DOTT. ERRICO EGIDIO TOMMASO • gen 14, 2024

Neiroscienze e psicoanalisi

Si sente dire spesso, anche da parte di molti psicoanalisti evidentemente timorosi che la psicoanalisi possa rivelare prima o poi la propria supposta "inconsistenza" rispetto invece alla "solidità" scientifica attribuita alle Neuroscienze nell'ambito della cura della salute mentale, che "il futuro della psicoanalisi sia ormai nelle Neuroscienze", vale a dire che saranno le Neuroscienze il campo - scientificamente fondato - della ricerca, della comprensione e della cura dei disturbi mentali dell'essere umano.

E infatti, sembra che i cosiddetti
disturbi dello spettro autistico del bambino siano ormai già considerati di indiscussa competenza delle Neuroscienze e delle pratiche di terapia cognitivo-comportamentale alle Neuroscienze sempre più prossime.

Non esiste invece, a mio avviso, previsione più fuorviante e improponibile:
le Neuroscienze non possono porsi in alcun modo come il futuro della psicoanalisi, se non altro perché la psicoanalisi va in una direzione che non può che - e proprio per lo statuto dell'inconscio di cui si occupa - eludere sistematicamente qualsiasi discorso scientista comprese appunto le Neuroscienze.

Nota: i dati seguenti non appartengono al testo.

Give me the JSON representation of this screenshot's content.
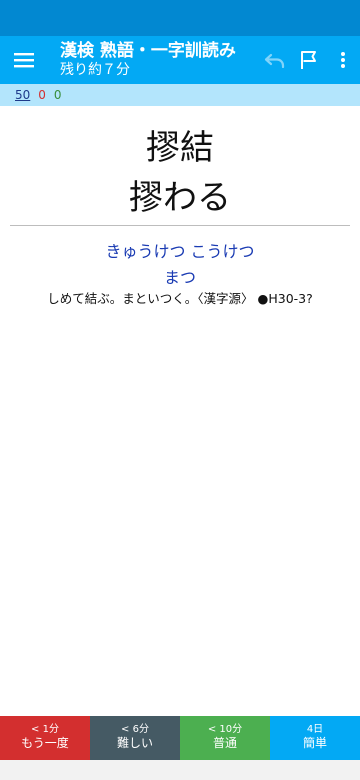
{
  "app_bar": {
    "title": "漢検 熟語・一字訓読み",
    "subtitle": "残り約７分",
    "icons": [
      "menu-icon",
      "undo-icon",
      "flag-icon",
      "more-vert-icon"
    ],
    "accent_color": "#03a9f4"
  },
  "counter": {
    "total": "50",
    "wrong": "0",
    "right": "0"
  },
  "question": {
    "line1": "摎結",
    "line2": "摎わる"
  },
  "answer": {
    "reading_line1": "きゅうけつ こうけつ",
    "reading_line2": "まつ",
    "explanation": "しめて結ぶ。まといつく。〈漢字源〉 ●H30-3?"
  },
  "grade_buttons": [
    {
      "interval": "< 1分",
      "label": "もう一度",
      "color": "#d32f2f"
    },
    {
      "interval": "< 6分",
      "label": "難しい",
      "color": "#455a64"
    },
    {
      "interval": "< 10分",
      "label": "普通",
      "color": "#4caf50"
    },
    {
      "interval": "4日",
      "label": "簡単",
      "color": "#03a9f4"
    }
  ]
}
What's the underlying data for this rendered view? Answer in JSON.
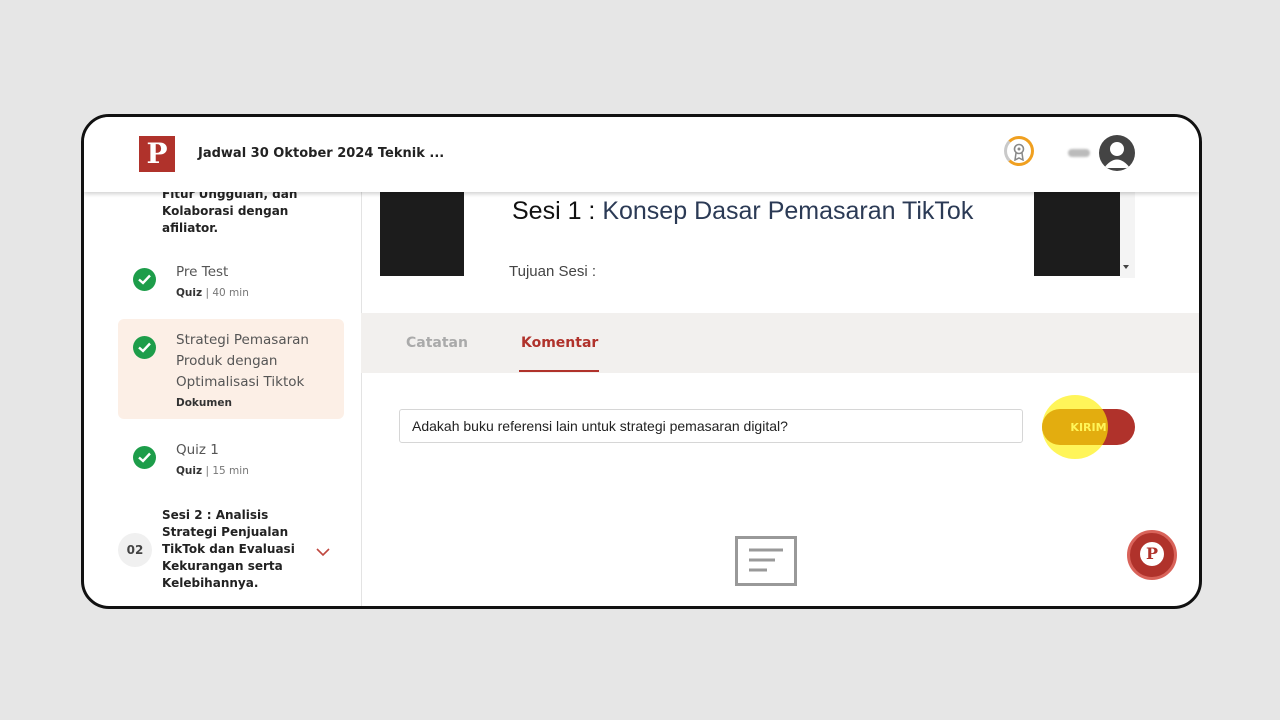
{
  "header": {
    "logo_letter": "P",
    "title": "Jadwal 30 Oktober 2024 Teknik ...",
    "icons": [
      "badge-icon",
      "avatar-icon"
    ]
  },
  "sidebar": {
    "truncated_section_title": "Fitur Unggulan, dan Kolaborasi dengan afiliator.",
    "items": [
      {
        "title": "Pre Test",
        "type": "Quiz",
        "duration": "| 40 min",
        "completed": true,
        "active": false
      },
      {
        "title": "Strategi Pemasaran Produk dengan Optimalisasi Tiktok",
        "type": "Dokumen",
        "duration": "",
        "completed": true,
        "active": true
      },
      {
        "title": "Quiz 1",
        "type": "Quiz",
        "duration": "| 15 min",
        "completed": true,
        "active": false
      }
    ],
    "next_section": {
      "number": "02",
      "title": "Sesi 2 : Analisis Strategi Penjualan TikTok dan Evaluasi Kekurangan serta Kelebihannya."
    }
  },
  "content": {
    "session_prefix": "Sesi 1 : ",
    "session_title": "Konsep Dasar Pemasaran TikTok",
    "objective_label": "Tujuan Sesi :"
  },
  "tabs": [
    {
      "label": "Catatan",
      "active": false
    },
    {
      "label": "Komentar",
      "active": true
    }
  ],
  "comment": {
    "value": "Adakah buku referensi lain untuk strategi pemasaran digital?",
    "send_label": "KIRIM"
  },
  "fab_letter": "P",
  "colors": {
    "brand": "#b0322b",
    "success": "#1d9d4a",
    "active_bg": "#fcefe6"
  }
}
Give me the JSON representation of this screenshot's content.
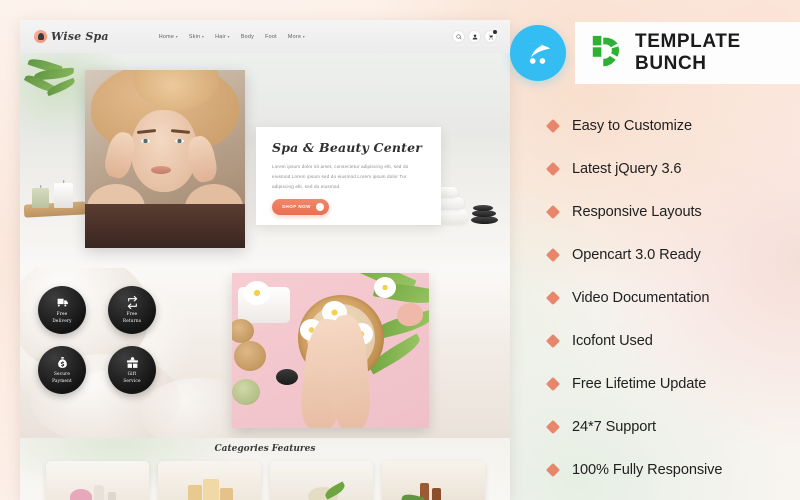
{
  "colors": {
    "accent_salmon": "#e8866c",
    "opencart_blue": "#33bdf2",
    "brand_green": "#2db134",
    "badge_dark": "#141414",
    "shop_button": "#ea6f51"
  },
  "brand": {
    "opencart_icon": "shopping-cart-icon",
    "template_bunch_icon": "template-bunch-logo-icon",
    "template_bunch_text": "TEMPLATE BUNCH"
  },
  "features": [
    {
      "label": "Easy to Customize"
    },
    {
      "label": "Latest jQuery 3.6"
    },
    {
      "label": "Responsive Layouts"
    },
    {
      "label": "Opencart 3.0 Ready"
    },
    {
      "label": "Video Documentation"
    },
    {
      "label": "Icofont Used"
    },
    {
      "label": "Free Lifetime Update"
    },
    {
      "label": "24*7 Support"
    },
    {
      "label": "100% Fully Responsive"
    }
  ],
  "site": {
    "header": {
      "logo_text": "Wise Spa",
      "logo_icon": "spa-bell-icon",
      "nav": [
        {
          "label": "Home",
          "has_dropdown": true
        },
        {
          "label": "Skin",
          "has_dropdown": true
        },
        {
          "label": "Hair",
          "has_dropdown": true
        },
        {
          "label": "Body",
          "has_dropdown": false
        },
        {
          "label": "Foot",
          "has_dropdown": false
        },
        {
          "label": "More",
          "has_dropdown": true
        }
      ],
      "caret": "▾",
      "icons": [
        {
          "name": "search-icon"
        },
        {
          "name": "user-account-icon"
        },
        {
          "name": "shopping-cart-icon"
        }
      ]
    },
    "hero": {
      "title": "Spa & Beauty Center",
      "description": "Lorem ipsum dolor sit amet, consectetur adipiscing elit, sed do eiusmod Lorem ipsum sed do eiusmod Lorem ipsum dolor Tur adipiscing elit, sed do eiusmod.",
      "button_label": "SHOP NOW",
      "button_arrow": "›"
    },
    "badges": [
      {
        "icon": "truck-icon",
        "line1": "Free",
        "line2": "Delivery"
      },
      {
        "icon": "returns-icon",
        "line1": "Free",
        "line2": "Returns"
      },
      {
        "icon": "money-bag-icon",
        "line1": "Secure",
        "line2": "Payment"
      },
      {
        "icon": "gift-icon",
        "line1": "Gift",
        "line2": "Service"
      }
    ],
    "categories": {
      "title": "Categories Features",
      "cards": [
        {
          "name": "category-card-1"
        },
        {
          "name": "category-card-2"
        },
        {
          "name": "category-card-3"
        },
        {
          "name": "category-card-4"
        }
      ]
    }
  }
}
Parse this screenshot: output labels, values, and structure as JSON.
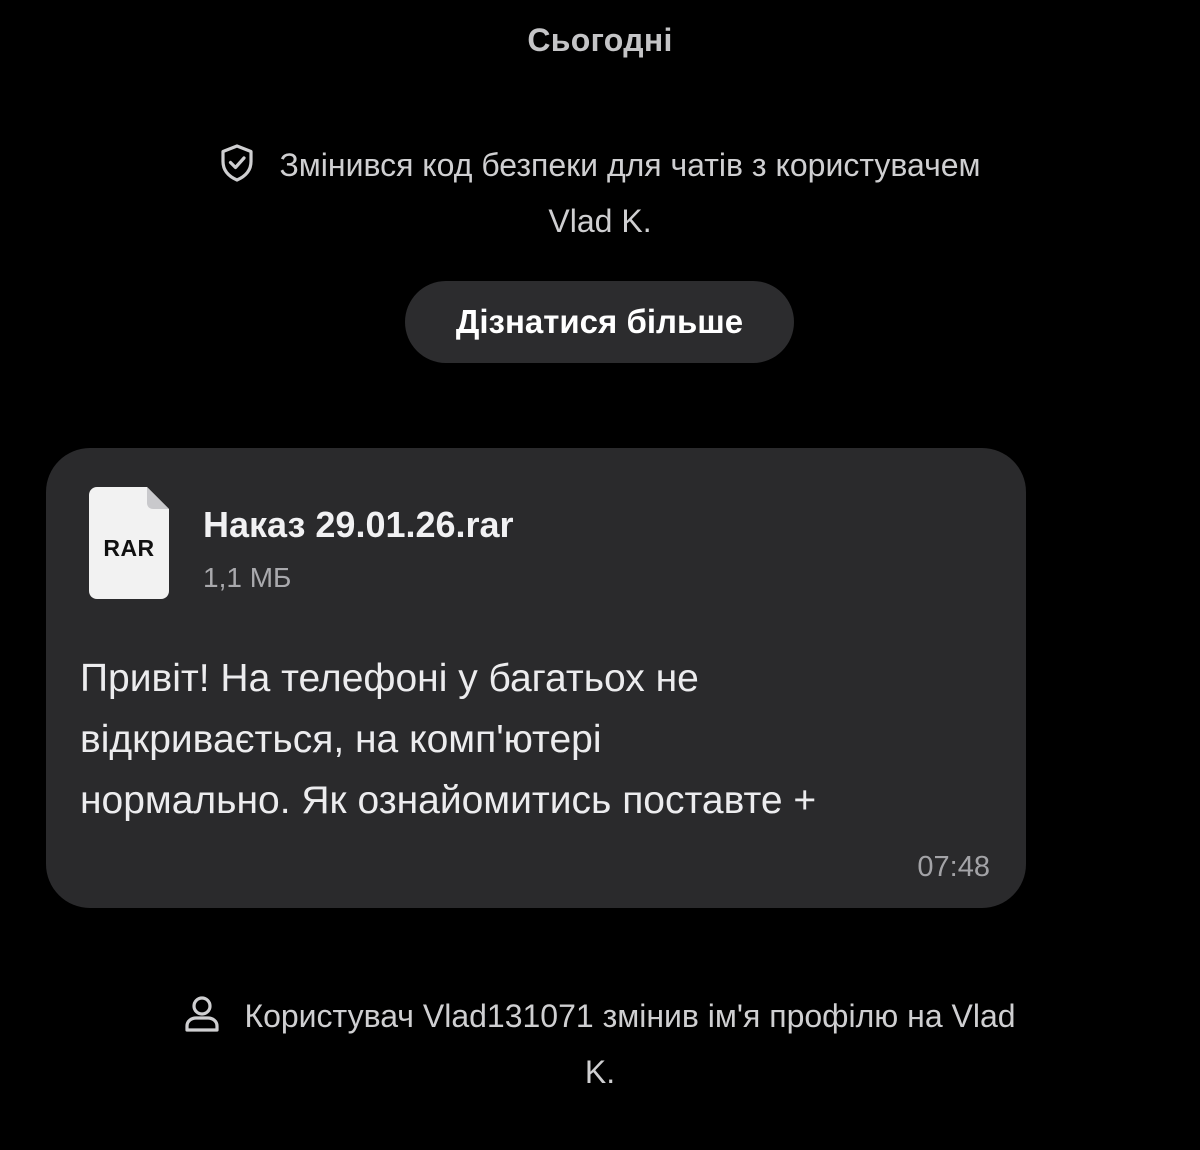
{
  "date_header": "Сьогодні",
  "security_notice": {
    "icon": "shield-check-icon",
    "lines": [
      "Змінився код безпеки для чатів з користувачем",
      "Vlad K."
    ]
  },
  "learn_more_button": "Дізнатися більше",
  "message": {
    "attachment": {
      "icon": "file-icon",
      "type_label": "RAR",
      "file_name": "Наказ 29.01.26.rar",
      "file_size": "1,1 МБ"
    },
    "text_lines": [
      "Привіт! На телефоні у багатьох не",
      "відкривається, на комп'ютері",
      "нормально. Як ознайомитись поставте +"
    ],
    "time": "07:48"
  },
  "profile_notice": {
    "icon": "person-icon",
    "lines": [
      "Користувач Vlad131071 змінив ім'я профілю на Vlad",
      "K."
    ]
  }
}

Riporto a tal proposito una considerazione di
Antonio Di Ciaccia: "l’inconscio non è da porre né all’insegna dell’ineffabile, né del trascendente, ma neppure all’insegna di quel qualcosa che non sappiamo ancora, ma che un giorno sapremo sia per le vie delle neuroscienze, sia per le vie di una presa di coscienza più approfondita di quanto è contenuto in un sacco chiamato inconscio."

L'inconscio non può essere infatti immaginato come quella sorta di   contenitore misterioso e oscuro dato una volta per tutte, in quanto l'inconscio della psicoanalisi è quel discorso che il soggetto pronuncia a sua insaputa: è quel sapere soggettivo su di sé che il soggetto però non sa di sapere, ma che gli fa segno del desiderio che lo abita.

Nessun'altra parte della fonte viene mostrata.